Gerard Meijssen gerard.meijssen@gmail.com wrote:
Hoi,Purodha what you say about Ethnologue is very biases, wrong and often hardly relevant.
I am sorry if my contribution was biased. My main goal was to warn that there are more than 7000-odd languages, extending ISO 639-3 is time consuming, and that we have the BCP47 defining language variants in addition to ISO 639.
When you know your history, Ethnologue was asked if they would bring in their expertise and system in the ISO processes because the existing ISO-639-2 was extremely inadequate. When it was included, it became part of an established process whereby experts from national standard bodies decide on the further development. Effectively the role of Ethnologue is one of administrator, not initiator.
Thrue.
Saying that all the issues about languages is because to Ethnlogue is completely false.
I was not meaning to say that.
The notion if there are many more languages is very much open to debate. There is no good answer.
Sure, it depends. Also, I do not want to put blame on anyone. Naturally, whatever you collect, you start somewhere, it will take time, and at some point you have an incomplete, but growing list. That is how I see Ethnologue. I keep mailing them data knowing that they are going to need their time to verify and process it.
Taking into account what we likely have to use as a definition for "language" is, whether or not labels, lexemes, or similar, are spelled pronunced, signalled, or syntactically/grammatically put together differently enough to warrant that we call them distinct from another "language". I am well aware that this is a foggy thing and there are many instances that can cause controversies.
When you are interested in looking beyond the ISO-639-3 consider the ISO-639-6. It aims to include any and all language variants and it is not that interested in using the political term what language has become.
I was considering to mention it in my post.

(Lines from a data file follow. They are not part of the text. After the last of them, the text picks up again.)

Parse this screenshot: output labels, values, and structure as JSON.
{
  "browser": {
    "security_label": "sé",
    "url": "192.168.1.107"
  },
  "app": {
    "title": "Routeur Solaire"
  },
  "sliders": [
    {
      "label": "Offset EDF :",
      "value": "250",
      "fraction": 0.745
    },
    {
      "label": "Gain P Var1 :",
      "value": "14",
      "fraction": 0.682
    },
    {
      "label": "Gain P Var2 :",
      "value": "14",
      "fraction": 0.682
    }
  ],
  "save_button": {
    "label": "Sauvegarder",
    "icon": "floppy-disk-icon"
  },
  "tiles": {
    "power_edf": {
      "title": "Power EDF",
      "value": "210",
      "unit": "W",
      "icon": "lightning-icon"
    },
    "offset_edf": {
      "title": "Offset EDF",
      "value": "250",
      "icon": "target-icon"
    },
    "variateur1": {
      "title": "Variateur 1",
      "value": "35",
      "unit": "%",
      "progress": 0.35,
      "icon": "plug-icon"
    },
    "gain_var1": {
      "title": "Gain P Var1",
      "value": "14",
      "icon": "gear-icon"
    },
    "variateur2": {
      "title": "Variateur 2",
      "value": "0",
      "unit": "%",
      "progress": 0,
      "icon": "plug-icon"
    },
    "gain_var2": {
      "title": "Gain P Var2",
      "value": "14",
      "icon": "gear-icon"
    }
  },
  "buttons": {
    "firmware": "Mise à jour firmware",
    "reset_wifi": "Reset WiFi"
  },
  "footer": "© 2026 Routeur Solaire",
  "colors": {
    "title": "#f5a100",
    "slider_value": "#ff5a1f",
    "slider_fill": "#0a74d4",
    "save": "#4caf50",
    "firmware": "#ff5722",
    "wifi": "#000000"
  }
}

I did not, mainly for bevity.
Yet also, I doubt, it's in a useful state already. Last fall or late summer, it had almost twice as many entries as ISO 639-3, language coverage in my main field was as incomplete as ISO 639, it was not publicized in a well usable way (Website down since long. Before that, queryable in a complicated and inefficient manner for individual entries and small sets only. No listings available online. No details beyond language names. Good news: the web site is partly online again as of today.)
Yes, I do consider ISO 639-6. I am happy about it's clearer and simpler approach to the subject matter, and I am looking forward to using it, as its coverage grows.